Load Balancing with Partitions on GPUs

Hi,

I’m running a replica exchange molecular dynamics (REMD) simulation in LAMMPS. I’ve been testing with two replicas, so my simulation uses two partitions. The run command looks like this:

mpirun -np 2 lmp_mpi -sf gpu -pk gpu 2 -partition 2x1 -in input_file.in

My node has two GPUs. I would like to run one partition on each GPU. However, I’m unsure how to force LAMMPS to split the partitions between the GPUs.

Whenever I run, the output of my nvidia-smi shows that both partitions are running on only one GPU.

Thanks,
Nick

This is currently not possible.

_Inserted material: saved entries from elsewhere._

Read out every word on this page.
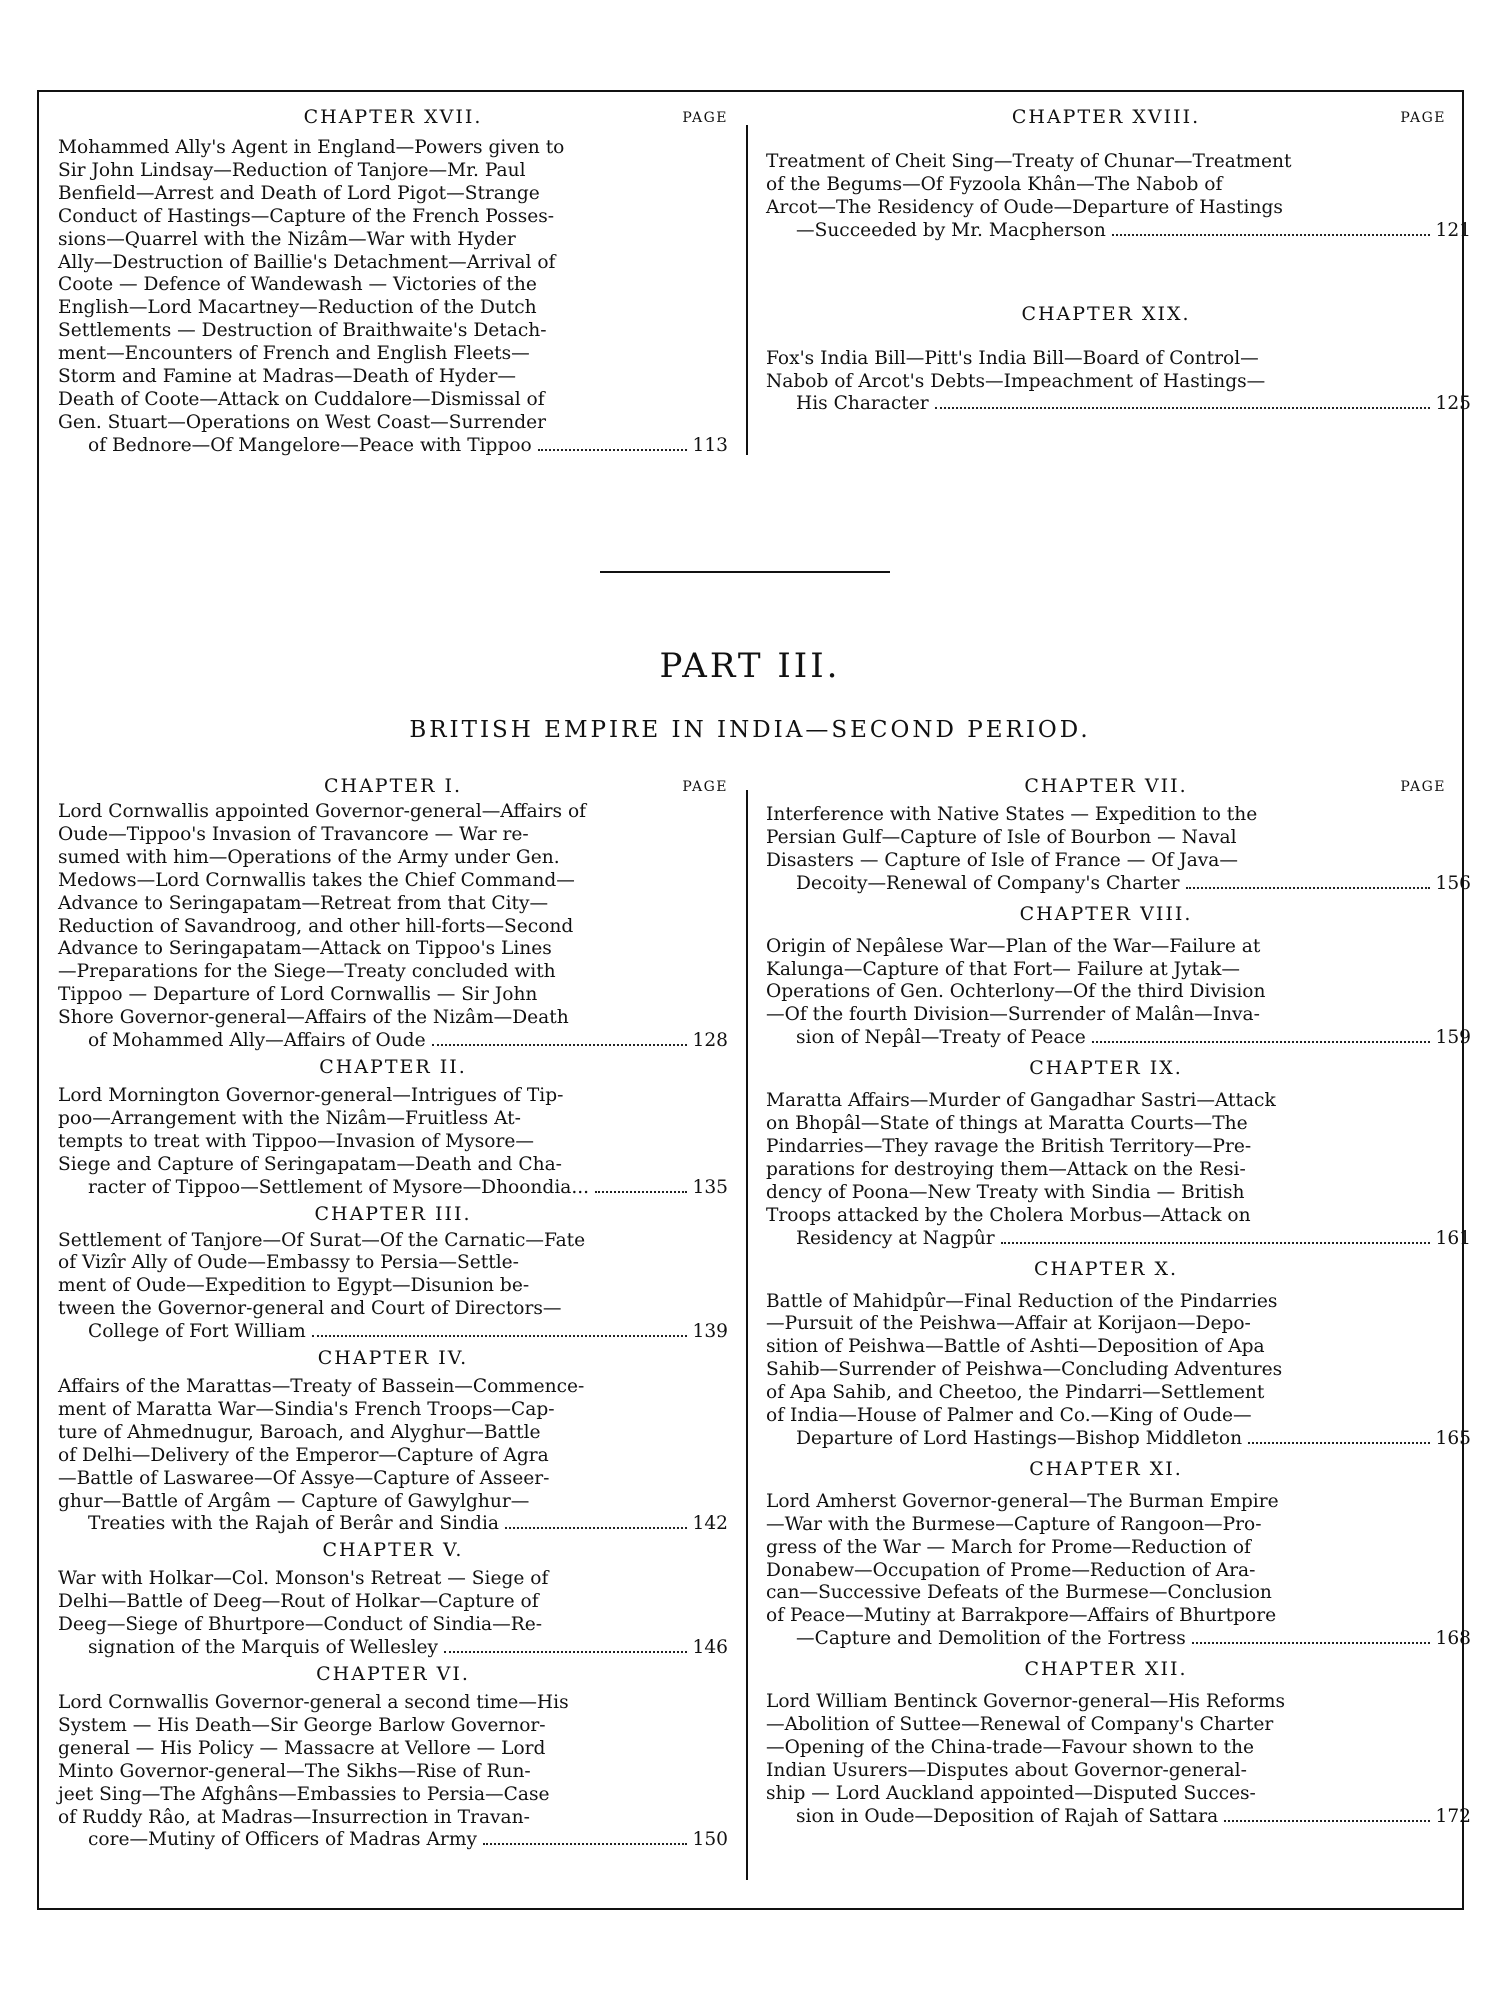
CHAPTER XVII.	PAGE
Mohammed Ally's Agent in England—Powers given to
Sir John Lindsay—Reduction of Tanjore—Mr. Paul
Benfield—Arrest and Death of Lord Pigot—Strange
Conduct of Hastings—Capture of the French Posses-
sions—Quarrel with the Nizâm—War with Hyder
Ally—Destruction of Baillie's Detachment—Arrival of
Coote — Defence of Wandewash — Victories of the
English—Lord Macartney—Reduction of the Dutch
Settlements — Destruction of Braithwaite's Detach-
ment—Encounters of French and English Fleets—
Storm and Famine at Madras—Death of Hyder—
Death of Coote—Attack on Cuddalore—Dismissal of
Gen. Stuart—Operations on West Coast—Surrender
of Bednore—Of Mangelore—Peace with Tippoo	113
CHAPTER XVIII.	PAGE
Treatment of Cheit Sing—Treaty of Chunar—Treatment
of the Begums—Of Fyzoola Khân—The Nabob of
Arcot—The Residency of Oude—Departure of Hastings
—Succeeded by Mr. Macpherson	121
CHAPTER XIX.
Fox's India Bill—Pitt's India Bill—Board of Control—
Nabob of Arcot's Debts—Impeachment of Hastings—
His Character	125
PART III.
BRITISH EMPIRE IN INDIA—SECOND PERIOD.
CHAPTER I.	PAGE
Lord Cornwallis appointed Governor-general—Affairs of
Oude—Tippoo's Invasion of Travancore — War re-
sumed with him—Operations of the Army under Gen.
Medows—Lord Cornwallis takes the Chief Command—
Advance to Seringapatam—Retreat from that City—
Reduction of Savandroog, and other hill-forts—Second
Advance to Seringapatam—Attack on Tippoo's Lines
—Preparations for the Siege—Treaty concluded with
Tippoo — Departure of Lord Cornwallis — Sir John
Shore Governor-general—Affairs of the Nizâm—Death
of Mohammed Ally—Affairs of Oude	128
CHAPTER II.
Lord Mornington Governor-general—Intrigues of Tip-
poo—Arrangement with the Nizâm—Fruitless At-
tempts to treat with Tippoo—Invasion of Mysore—
Siege and Capture of Seringapatam—Death and Cha-
racter of Tippoo—Settlement of Mysore—Dhoondia...	135
CHAPTER III.
Settlement of Tanjore—Of Surat—Of the Carnatic—Fate
of Vizîr Ally of Oude—Embassy to Persia—Settle-
ment of Oude—Expedition to Egypt—Disunion be-
tween the Governor-general and Court of Directors—
College of Fort William	139
CHAPTER IV.
Affairs of the Marattas—Treaty of Bassein—Commence-
ment of Maratta War—Sindia's French Troops—Cap-
ture of Ahmednugur, Baroach, and Alyghur—Battle
of Delhi—Delivery of the Emperor—Capture of Agra
—Battle of Laswaree—Of Assye—Capture of Asseer-
ghur—Battle of Argâm — Capture of Gawylghur—
Treaties with the Rajah of Berâr and Sindia	142
CHAPTER V.
War with Holkar—Col. Monson's Retreat — Siege of
Delhi—Battle of Deeg—Rout of Holkar—Capture of
Deeg—Siege of Bhurtpore—Conduct of Sindia—Re-
signation of the Marquis of Wellesley	146
CHAPTER VI.
Lord Cornwallis Governor-general a second time—His
System — His Death—Sir George Barlow Governor-
general — His Policy — Massacre at Vellore — Lord
Minto Governor-general—The Sikhs—Rise of Run-
jeet Sing—The Afghâns—Embassies to Persia—Case
of Ruddy Râo, at Madras—Insurrection in Travan-
core—Mutiny of Officers of Madras Army	150
CHAPTER VII.	PAGE
Interference with Native States — Expedition to the
Persian Gulf—Capture of Isle of Bourbon — Naval
Disasters — Capture of Isle of France — Of Java—
Decoity—Renewal of Company's Charter	156
CHAPTER VIII.
Origin of Nepâlese War—Plan of the War—Failure at
Kalunga—Capture of that Fort— Failure at Jytak—
Operations of Gen. Ochterlony—Of the third Division
—Of the fourth Division—Surrender of Malân—Inva-
sion of Nepâl—Treaty of Peace	159
CHAPTER IX.
Maratta Affairs—Murder of Gangadhar Sastri—Attack
on Bhopâl—State of things at Maratta Courts—The
Pindarries—They ravage the British Territory—Pre-
parations for destroying them—Attack on the Resi-
dency of Poona—New Treaty with Sindia — British
Troops attacked by the Cholera Morbus—Attack on
Residency at Nagpûr	161
CHAPTER X.
Battle of Mahidpûr—Final Reduction of the Pindarries
—Pursuit of the Peishwa—Affair at Korijaon—Depo-
sition of Peishwa—Battle of Ashti—Deposition of Apa
Sahib—Surrender of Peishwa—Concluding Adventures
of Apa Sahib, and Cheetoo, the Pindarri—Settlement
of India—House of Palmer and Co.—King of Oude—
Departure of Lord Hastings—Bishop Middleton	165
CHAPTER XI.
Lord Amherst Governor-general—The Burman Empire
—War with the Burmese—Capture of Rangoon—Pro-
gress of the War — March for Prome—Reduction of
Donabew—Occupation of Prome—Reduction of Ara-
can—Successive Defeats of the Burmese—Conclusion
of Peace—Mutiny at Barrakpore—Affairs of Bhurtpore
—Capture and Demolition of the Fortress	168
CHAPTER XII.
Lord William Bentinck Governor-general—His Reforms
—Abolition of Suttee—Renewal of Company's Charter
—Opening of the China-trade—Favour shown to the
Indian Usurers—Disputes about Governor-general-
ship — Lord Auckland appointed—Disputed Succes-
sion in Oude—Deposition of Rajah of Sattara	172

The code in the GPU package that initializes the GPUs is not aware of multi-partition runs and thus will enumerate GPUs separately for each “world” communicator of each partition.

Here is a suggestion for a (rather hack-ish) workaround for your specific case.
If you create a shell script file under the name lmp_wrap from the script code below:

#!/bin/sh
if [ -n "${MPI_LOCALRANKID}" ]
then \
        export CUDA_VISIBLE_DEVICES=${MPI_LOCALRANKID}
elif [ -n "${OMPI_COMM_WORLD_LOCAL_RANK}" ]
then \
        export CUDA_VISIBLE_DEVICES=${OMPI_COMM_WORLD_LOCAL_RANK}
else \
        echo "Unsupported MPI library"
        exit 1
fi

exec lmp_mpi "$@"

Then you should be able to do:
mpirun -np 2 lmp_wrap -sf gpu -pk gpu 1 -partition 2x1 -in input_file.in

And each LAMMPS process should should “see” only one GPU, but each will “see” a different one.

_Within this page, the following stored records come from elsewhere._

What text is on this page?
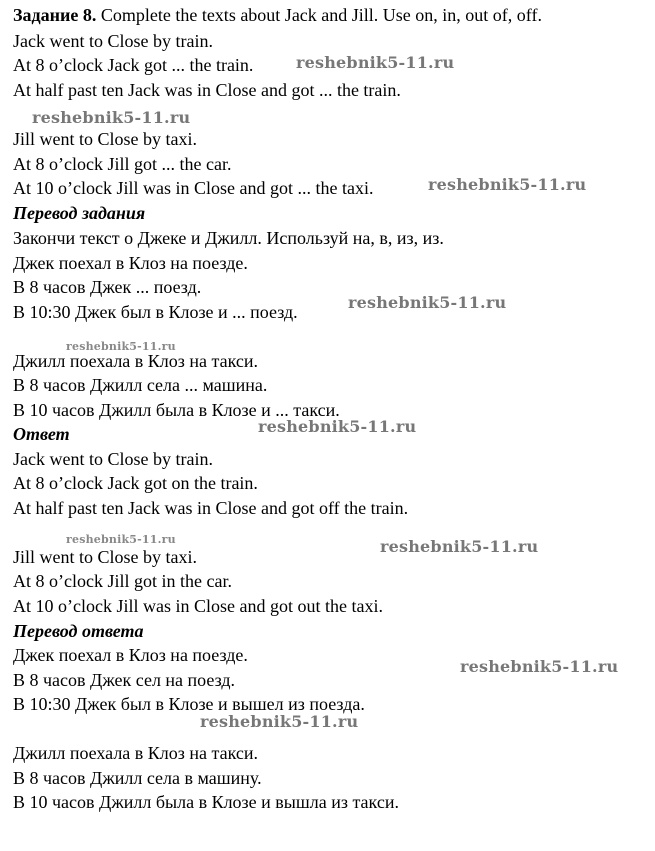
Задание 8. Complete the texts about Jack and Jill. Use on, in, out of, off.
Jack went to Close by train.
At 8 o’clock Jack got ... the train.
At half past ten Jack was in Close and got ... the train.
Jill went to Close by taxi.
At 8 o’clock Jill got ... the car.
At 10 o’clock Jill was in Close and got ... the taxi.
Перевод задания
Закончи текст о Джеке и Джилл. Используй на, в, из, из.
Джек поехал в Клоз на поезде.
В 8 часов Джек ... поезд.
В 10:30 Джек был в Клозе и ... поезд.
Джилл поехала в Клоз на такси.
В 8 часов Джилл села ... машина.
В 10 часов Джилл была в Клозе и ... такси.
Ответ
Jack went to Close by train.
At 8 o’clock Jack got on the train.
At half past ten Jack was in Close and got off the train.
Jill went to Close by taxi.
At 8 o’clock Jill got in the car.
At 10 o’clock Jill was in Close and got out the taxi.
Перевод ответа
Джек поехал в Клоз на поезде.
В 8 часов Джек сел на поезд.
В 10:30 Джек был в Клозе и вышел из поезда.
Джилл поехала в Клоз на такси.
В 8 часов Джилл села в машину.
В 10 часов Джилл была в Клозе и вышла из такси.
reshebnik5-11.ru
reshebnik5-11.ru
reshebnik5-11.ru
reshebnik5-11.ru
reshebnik5-11.ru
reshebnik5-11.ru
reshebnik5-11.ru	reshebnik5-11.ru
reshebnik5-11.ru
reshebnik5-11.ru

P.S.: this kind of hack would work for as long as you are using only 1 MPI rank per GPU and should also work with multi-node jobs.

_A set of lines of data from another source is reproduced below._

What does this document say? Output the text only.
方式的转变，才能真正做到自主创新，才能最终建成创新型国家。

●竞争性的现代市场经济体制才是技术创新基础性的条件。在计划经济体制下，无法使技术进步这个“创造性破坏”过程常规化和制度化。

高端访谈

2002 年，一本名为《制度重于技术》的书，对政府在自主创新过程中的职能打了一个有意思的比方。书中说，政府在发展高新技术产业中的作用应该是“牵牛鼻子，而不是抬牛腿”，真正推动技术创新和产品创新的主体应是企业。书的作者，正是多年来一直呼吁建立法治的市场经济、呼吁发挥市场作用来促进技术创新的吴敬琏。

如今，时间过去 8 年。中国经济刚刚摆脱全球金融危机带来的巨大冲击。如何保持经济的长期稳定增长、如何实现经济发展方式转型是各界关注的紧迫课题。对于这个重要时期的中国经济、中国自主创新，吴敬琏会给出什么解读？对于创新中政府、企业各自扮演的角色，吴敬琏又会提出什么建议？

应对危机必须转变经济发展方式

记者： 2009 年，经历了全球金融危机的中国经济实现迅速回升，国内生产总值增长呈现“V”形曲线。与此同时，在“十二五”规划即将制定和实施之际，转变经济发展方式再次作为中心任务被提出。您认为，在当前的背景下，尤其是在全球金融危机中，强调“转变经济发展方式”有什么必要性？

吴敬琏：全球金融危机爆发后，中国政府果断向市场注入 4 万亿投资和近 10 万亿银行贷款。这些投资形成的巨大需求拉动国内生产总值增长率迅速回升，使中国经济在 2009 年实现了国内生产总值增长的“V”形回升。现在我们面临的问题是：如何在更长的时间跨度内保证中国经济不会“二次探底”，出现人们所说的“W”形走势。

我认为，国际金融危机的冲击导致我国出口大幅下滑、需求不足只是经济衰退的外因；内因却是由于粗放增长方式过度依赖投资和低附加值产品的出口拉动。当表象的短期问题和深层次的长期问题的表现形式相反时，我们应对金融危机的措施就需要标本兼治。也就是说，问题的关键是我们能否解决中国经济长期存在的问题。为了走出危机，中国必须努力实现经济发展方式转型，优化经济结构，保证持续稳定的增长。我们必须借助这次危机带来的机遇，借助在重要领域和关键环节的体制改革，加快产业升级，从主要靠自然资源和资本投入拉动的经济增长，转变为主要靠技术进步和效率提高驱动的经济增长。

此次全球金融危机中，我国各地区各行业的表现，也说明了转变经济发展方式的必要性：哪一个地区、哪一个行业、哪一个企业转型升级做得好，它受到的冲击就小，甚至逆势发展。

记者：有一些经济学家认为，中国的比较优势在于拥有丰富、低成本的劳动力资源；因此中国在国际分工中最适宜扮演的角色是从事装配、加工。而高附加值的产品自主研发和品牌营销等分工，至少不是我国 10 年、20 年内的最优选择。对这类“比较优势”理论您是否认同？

This worked well. The partitions are now being split between the two GPUs. However, I’m only getting about 6% GPU usage, and ~40 timesteps/second compared to the ~136 timesteps/second I get when running without partitions (i.e., non-replica MD on the same simulation with one GPU). I’m guessing the bottleneck is somewhere else. It seems like it could be an MPI problem. Will post progress if I have any.

Thanks Axel!